Multi Pretext Masked Autoencoder (MP-MAE)

This repository contains code used to create the models and results presented in this paper MMEarth: Exploring Multi-Modal Pretext Tasks For Geospatial Representation Learning. It modifies the ConvNext V2 architecture to be used with MMEarth, which is a multi-modal geospatial remote sensing data.

Installation

See INSTALL.md for more instructions on the installation of dependencies

Training

See TRAINING.md for more details on training and finetuning.

Model Checkpoints

All the pretraining weights can be downloaded from here. The folders are named in the following format. Inside the folder you will find a checkpoint .pth weight file. An example to load the weights is in the examples folder.
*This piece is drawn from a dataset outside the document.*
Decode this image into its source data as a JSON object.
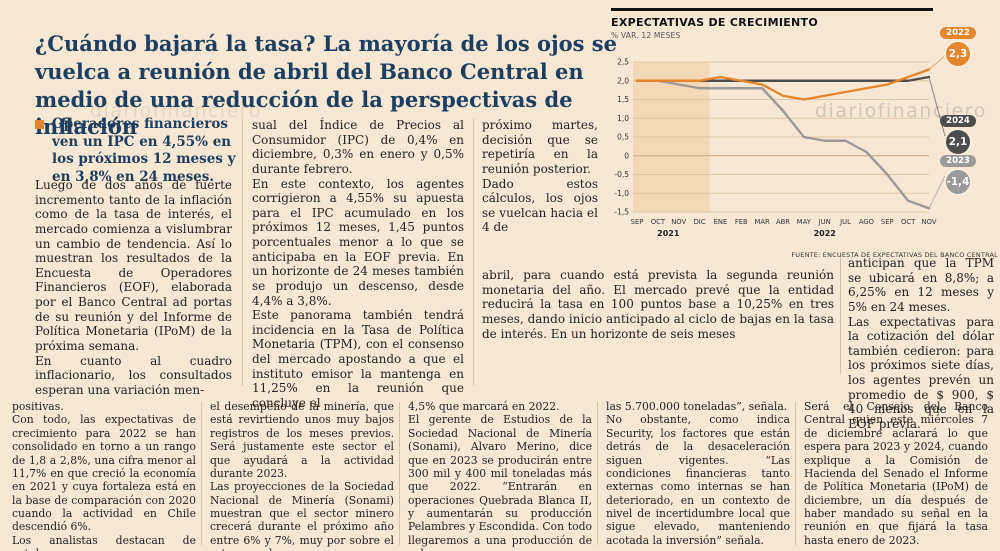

pt-all_mod_$MODEL_$DATA_$IMGSIZE_$LOSS/

$MODEL: atto or tiny
$DATA: 100k or 1M
$IMGSIZE: 128 or 64
$LOSS: uncertainty or unweighted # This is the loss weighting strategy. Most experiments in the paper were run using the uncertainty method. 
# note that while the img size is 128 or 64, during pretraining we use a random crop to make the image sizes 112 and 56 respectively.

Acknowledgment

This repository borrows from the ConvNeXt V2 repository.

Citation

Please cite our paper if you use this code or any of the provided data.

Vishal Nedungadi, Ankit Kariryaa, Stefan Oehmcke, Serge Belongie, Christian Igel, & Nico Lang (2024). MMEarth: Exploring Multi-Modal Pretext Tasks For Geospatial Representation Learning.